8 Common Car Buyer Mistakes and How to Avoid Them

Common Car Buyer Mistakes

Did you know that there are an estimated 17 million automobile sales in the United States of America each year? Millions of Americans are buying cars with each passing year, but a staggering number of them don’t do their due diligence. When you’re looking at spending tens of thousands of dollars on different types of cars you owe it to yourself to do your own research.

Little things like test-driving cars and reading online reviews will help you avoid common car buyer mistakes. The good news is that you’re in the right place to learn about eight mistakes that many shoppers make, as well as a car shopping strategy that you can use to get the right car for your needs.

Keep reading this article to learn what you need to know before visiting your local car dealership!

1. Not Doing Enough Research

You need to do plenty of research about a car prior to buying it in order to know if it will be a reliable vehicle that will last you a long time. You’ll find that there are tons of car options out there, especially when you start looking at new vs. used cars.

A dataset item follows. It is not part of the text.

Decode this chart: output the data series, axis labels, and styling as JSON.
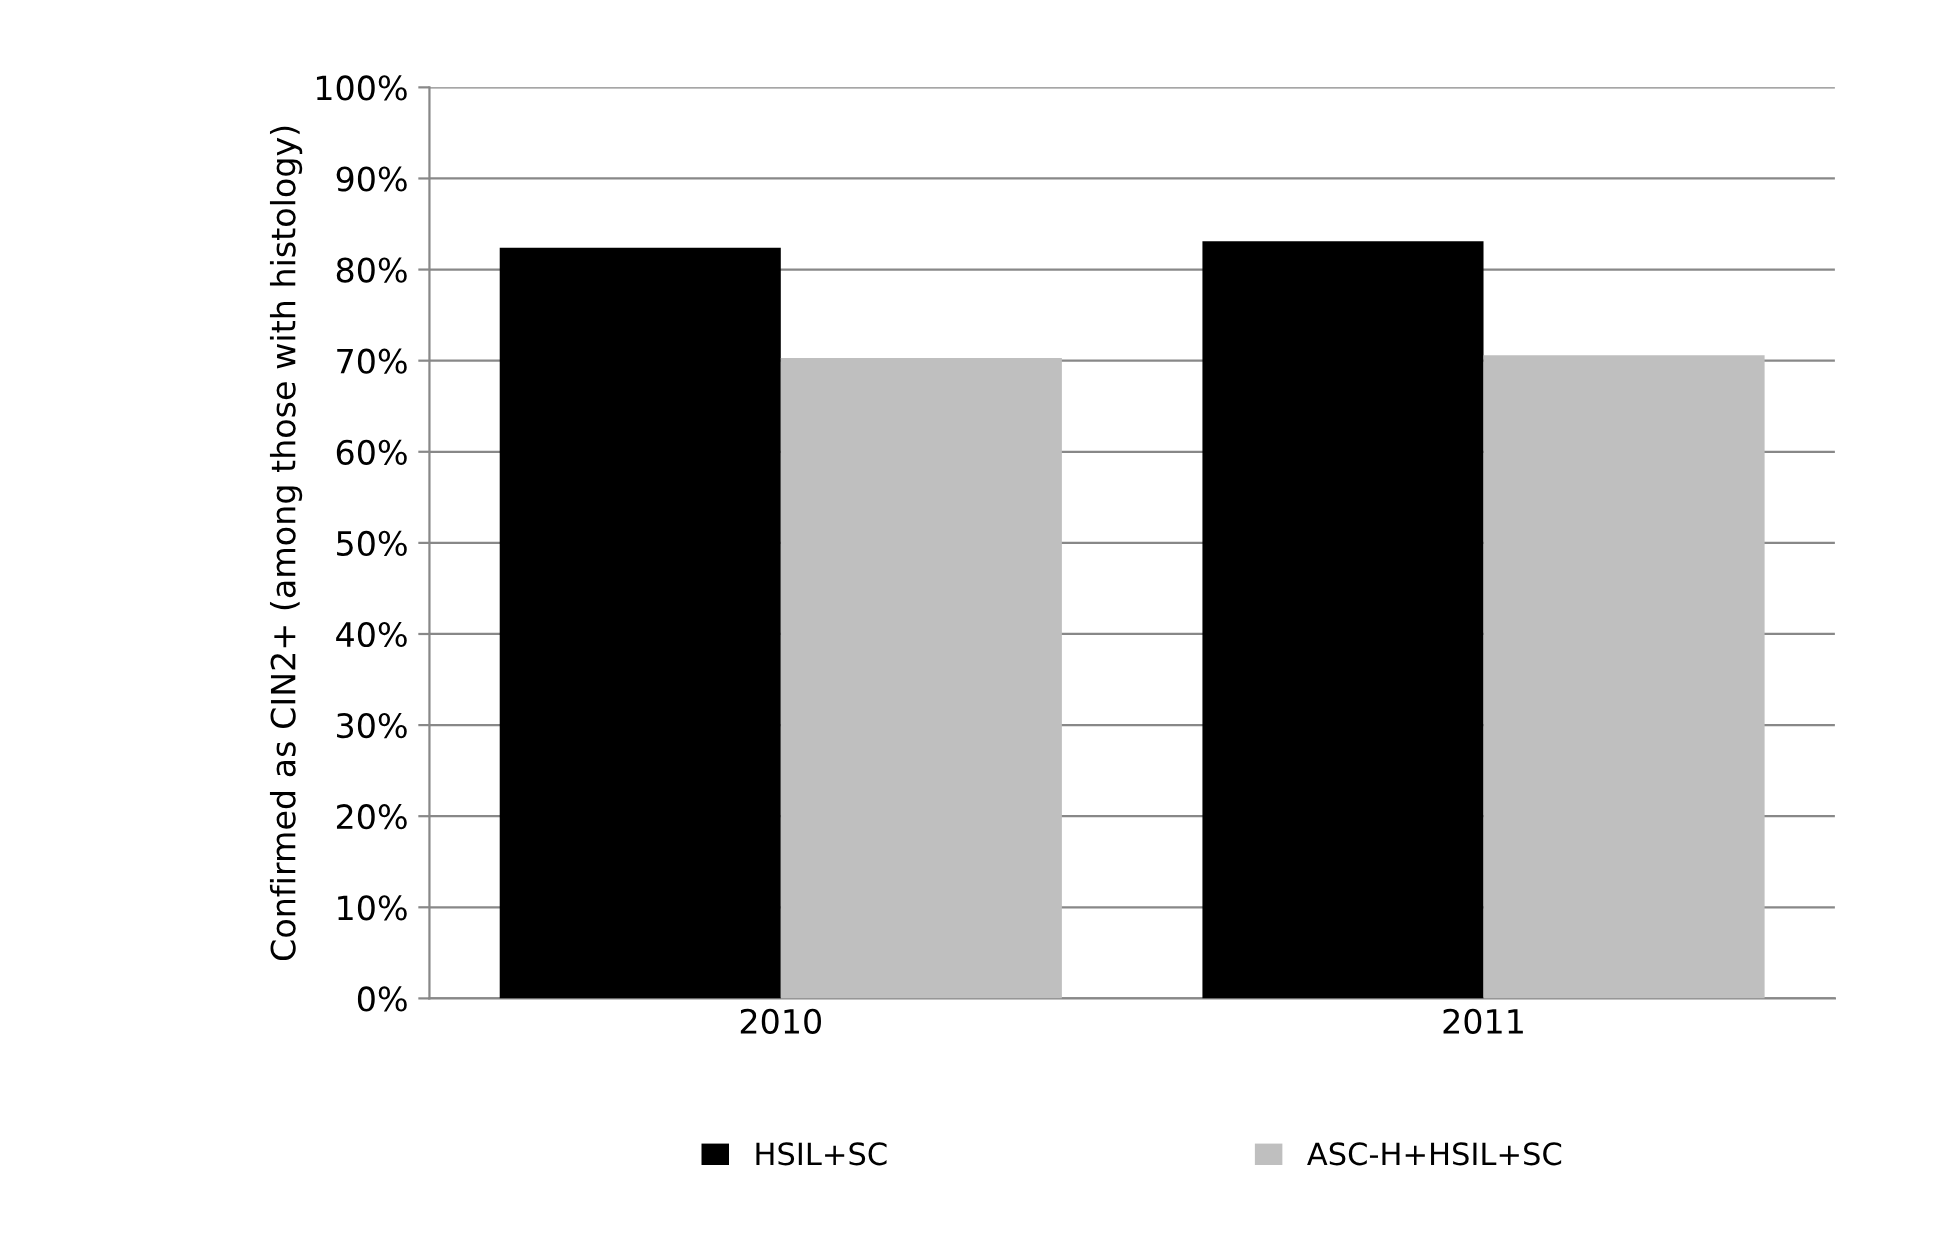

Take a look at your needs and find something that fits them.

Small SUVs and crossovers allow you to haul more luggage or cargo with you while still getting great gas mileage. Jeeps are great for utility as well as some fun off of the paved roads. Trucks are great for hauling large amounts of cargo and handling laborious tasks.

2. Falling in Love

It’s a horrible idea to fall in love with a particular car or model when you start shopping for different types of cars on the market. Odds are that the salespeople at the local car dealership in your area will realize that your heart is set on a particular model of vehicle. It also prevents you from exploring other options that will cost less and fit your situation better.

3. Not Test Driving Cars

A failure to test drive cars that you’re interested in is one of the worst common car buyer mistakes that you can make. You might like the look or the sound of a vehicle, but you won’t know how it handles or how comfortable it is to drive until after you’ve taken it for an extended spin around the block.

Ask the car dealership to allow you to take the car for a drive on some different types of roads. That will allow you to become familiar with it and find the best option for your needs and wants. It’s also a great chance for you to ask the salesperson about ford extended warranty prices.

4. Negotiating From the Sticker Price

Trying to negotiate based on the advertised sticker price is a big mistake that will set you back thousands of dollars. Cars aren’t like clothes, where the price is the price and you can’t buy without paying what is on the price tag. You’ll overpay if you use the MSRP as your guideline for price negotiations.

Try to negotiate based on the dealer invoice price. A great car shopping strategy is to get a free price quote online from the dealership to find out what they’re listing it at and then proceed from there.

5. Focusing On Monthly Payment

The monthly payment is prominent in the minds of many car buyers when they visit the dealership, but you need to focus on more than that. The length of your loan will increase the amount of money that you’re paying for the car drastically if you’re not careful, especially considering rising interest rates.

6. Buying the Extras

You need to visit your local car dealership anticipating that the sales and finance people will try to sell you some extras that they insist are essential but that you don’t actually need. Turn away any offers for rustproofing your vehicle as well as any offers for paint protection. 

These extras are total profits for the car dealership and the odds are that you’ll never need them. It’s natural to want to protect your new investment, but there are other ways that you can do that without spending more money at the dealership. You’ll find a better price for paint protection with aftermarket options.

7. Not Getting Used Cars Inspected

You need to make sure that you’re getting the car inspected if you plan on purchasing a used car rather than a new one. You don’t know what that vehicle has been through or how it has been maintained over the years, but a trustworthy mechanic will have no issues identifying problems.

You can avoid some bad situations and investments by taking this simple step of getting the car looked at prior to making a purchase. Most used cars are sold on an “as-is” basis, meaning that any issues that the vehicle has are your issues as soon as you drive off of the lot. Always get a used car that you like inspected prior to making the purchase.

8. Know Your Trade-In Value

Knowing the trade-in value of your old car will also help you with negotiating the purchase of a new one. Trading in your car has a ton of benefits since it allows you to avoid the hassle of selling your car on the open market and dealing with all of the paperwork. That said, you need to make sure that you’re getting fair value for the car that you’re trading in when you visit your local car dealership.

Avoid These Common Car Buyer Mistakes Today

If you care about making the most of your hard earned money then it’s a good idea to come up with a car shopping strategy and avoid the common car buyer mistakes. Always get a used car inspected prior to making a purchase, and take the car that you want for an extended test drive. Most of all, don’t use the MSRP as the baseline for your price negotiations.